二つ目。リアは眠っていたという。アクセサリーを付けたまま眠るということがあるのか?
俺は男だから分からんが。
もう一度全員でクロエから話を聞くことにした。
二つ目の質問については、リアは着替えずに就寝した、らしい。リアは辺境伯のことが心配で徹夜で起きているつもりだったので寝間着には着替えなかった。
ただ、疲れているようだったのでクロエが少し横になるように勧めると、ドレスのまま寝台に横たわりそのまま寝入ってしまったという。
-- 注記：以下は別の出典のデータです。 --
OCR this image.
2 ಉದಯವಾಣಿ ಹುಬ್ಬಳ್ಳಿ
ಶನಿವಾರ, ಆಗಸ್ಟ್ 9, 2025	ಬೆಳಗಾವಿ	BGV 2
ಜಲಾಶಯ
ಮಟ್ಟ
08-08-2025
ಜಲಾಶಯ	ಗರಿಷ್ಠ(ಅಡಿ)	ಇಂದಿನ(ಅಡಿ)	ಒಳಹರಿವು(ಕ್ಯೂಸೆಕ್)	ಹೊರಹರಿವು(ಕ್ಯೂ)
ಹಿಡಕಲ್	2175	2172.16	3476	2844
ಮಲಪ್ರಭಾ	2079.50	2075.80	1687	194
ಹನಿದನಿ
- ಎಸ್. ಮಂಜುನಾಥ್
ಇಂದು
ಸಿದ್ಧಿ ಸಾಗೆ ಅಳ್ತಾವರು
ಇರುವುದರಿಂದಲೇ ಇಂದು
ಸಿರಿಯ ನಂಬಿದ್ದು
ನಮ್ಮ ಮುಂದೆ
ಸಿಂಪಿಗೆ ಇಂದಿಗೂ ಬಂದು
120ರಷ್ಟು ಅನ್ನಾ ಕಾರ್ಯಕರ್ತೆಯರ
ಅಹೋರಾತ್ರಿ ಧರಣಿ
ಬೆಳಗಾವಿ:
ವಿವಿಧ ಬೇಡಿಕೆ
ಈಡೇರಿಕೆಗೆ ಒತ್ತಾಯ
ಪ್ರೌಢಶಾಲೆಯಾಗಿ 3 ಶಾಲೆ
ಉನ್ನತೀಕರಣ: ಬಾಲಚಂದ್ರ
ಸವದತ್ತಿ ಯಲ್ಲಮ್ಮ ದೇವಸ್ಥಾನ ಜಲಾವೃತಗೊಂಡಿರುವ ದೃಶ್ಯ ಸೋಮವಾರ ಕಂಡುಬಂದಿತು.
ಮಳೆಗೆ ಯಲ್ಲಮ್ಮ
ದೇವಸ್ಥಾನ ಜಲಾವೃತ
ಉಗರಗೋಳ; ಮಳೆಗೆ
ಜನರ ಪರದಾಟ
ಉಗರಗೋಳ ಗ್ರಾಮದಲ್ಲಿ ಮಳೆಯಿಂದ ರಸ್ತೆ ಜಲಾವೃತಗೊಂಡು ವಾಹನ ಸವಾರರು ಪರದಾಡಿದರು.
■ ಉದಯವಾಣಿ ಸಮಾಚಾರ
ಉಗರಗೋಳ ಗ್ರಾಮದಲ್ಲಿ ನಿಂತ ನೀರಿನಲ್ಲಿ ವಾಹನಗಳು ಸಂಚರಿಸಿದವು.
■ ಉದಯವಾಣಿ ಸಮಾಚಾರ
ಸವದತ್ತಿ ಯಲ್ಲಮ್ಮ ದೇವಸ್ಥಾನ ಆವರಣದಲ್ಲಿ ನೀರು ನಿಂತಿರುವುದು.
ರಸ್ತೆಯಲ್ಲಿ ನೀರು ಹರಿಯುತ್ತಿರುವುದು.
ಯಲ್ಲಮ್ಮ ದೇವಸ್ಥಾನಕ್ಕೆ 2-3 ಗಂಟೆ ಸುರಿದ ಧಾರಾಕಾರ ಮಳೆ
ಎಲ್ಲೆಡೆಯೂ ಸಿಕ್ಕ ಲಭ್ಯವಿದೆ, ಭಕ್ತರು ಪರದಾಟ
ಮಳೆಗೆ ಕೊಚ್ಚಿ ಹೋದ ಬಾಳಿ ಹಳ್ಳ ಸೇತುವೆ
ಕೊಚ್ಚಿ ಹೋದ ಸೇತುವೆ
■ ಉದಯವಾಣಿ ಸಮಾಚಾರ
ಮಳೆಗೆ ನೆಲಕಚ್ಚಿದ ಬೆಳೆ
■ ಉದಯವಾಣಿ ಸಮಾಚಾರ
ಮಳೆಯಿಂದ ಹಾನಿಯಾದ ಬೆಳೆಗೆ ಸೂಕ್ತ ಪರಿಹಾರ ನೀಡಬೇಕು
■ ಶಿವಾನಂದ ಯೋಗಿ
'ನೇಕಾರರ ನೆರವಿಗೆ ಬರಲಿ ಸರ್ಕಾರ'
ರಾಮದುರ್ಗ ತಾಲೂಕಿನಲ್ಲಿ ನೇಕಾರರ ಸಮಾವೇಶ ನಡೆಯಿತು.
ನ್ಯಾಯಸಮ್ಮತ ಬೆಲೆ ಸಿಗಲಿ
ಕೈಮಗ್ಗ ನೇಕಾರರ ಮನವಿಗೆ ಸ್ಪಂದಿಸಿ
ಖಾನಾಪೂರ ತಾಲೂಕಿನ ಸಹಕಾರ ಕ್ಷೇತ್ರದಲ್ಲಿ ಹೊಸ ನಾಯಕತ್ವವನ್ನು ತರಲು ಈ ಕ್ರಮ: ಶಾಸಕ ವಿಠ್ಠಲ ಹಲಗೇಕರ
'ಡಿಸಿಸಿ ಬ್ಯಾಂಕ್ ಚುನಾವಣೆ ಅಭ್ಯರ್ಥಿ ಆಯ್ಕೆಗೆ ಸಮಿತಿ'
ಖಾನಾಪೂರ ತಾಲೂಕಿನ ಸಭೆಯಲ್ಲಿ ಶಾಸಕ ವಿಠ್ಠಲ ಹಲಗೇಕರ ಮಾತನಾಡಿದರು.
起こしたくなかったのでアクセサリーもそのままにしておいた、とクロエは説明した。
そういうものか?
一つ目の疑問に関しては、クロエはまったく分からないと言う。
「……だって、だって、そんなこと言われたって外から窓が開いたんだから仕方ないじゃないですか? どうしてかなんて私にも分かりません……。私だってユリア様のことが心配で仕方がないのに…」
クロエがシクシクと泣き出し、アルバーノが弱り切った顔で彼女の肩を抱く。
「ルキウスは君を責めている訳じゃないよ」
そんな状況でそれ以上問い詰めることは難しかった。
ユリウスはユリウスで疑問があるらしい。
クロエが退室した後、皆を集めるとユリウスは口を開いた。
「最初、ユリアを攫ったのは間違いなく女王だと思ったんだ。その場合、誘拐犯は王都を目指すはずだ。それなのにアクセサリーが落ちていた場所も王都からは反対の方角だった。女王以外にユリアを攫おうとする連中も想定したほうが良いかもしれない」
確かにリアはその美しさだけで攫いたいという男がいてもおかしくない。聖女だし魔力も高い。民衆からの人気もうなぎ昇りに高まっている。
女王だけではない。
リアを誘拐する動機が幾つもあることに改めて気がついて、心臓がドクンと嫌な音を立てた。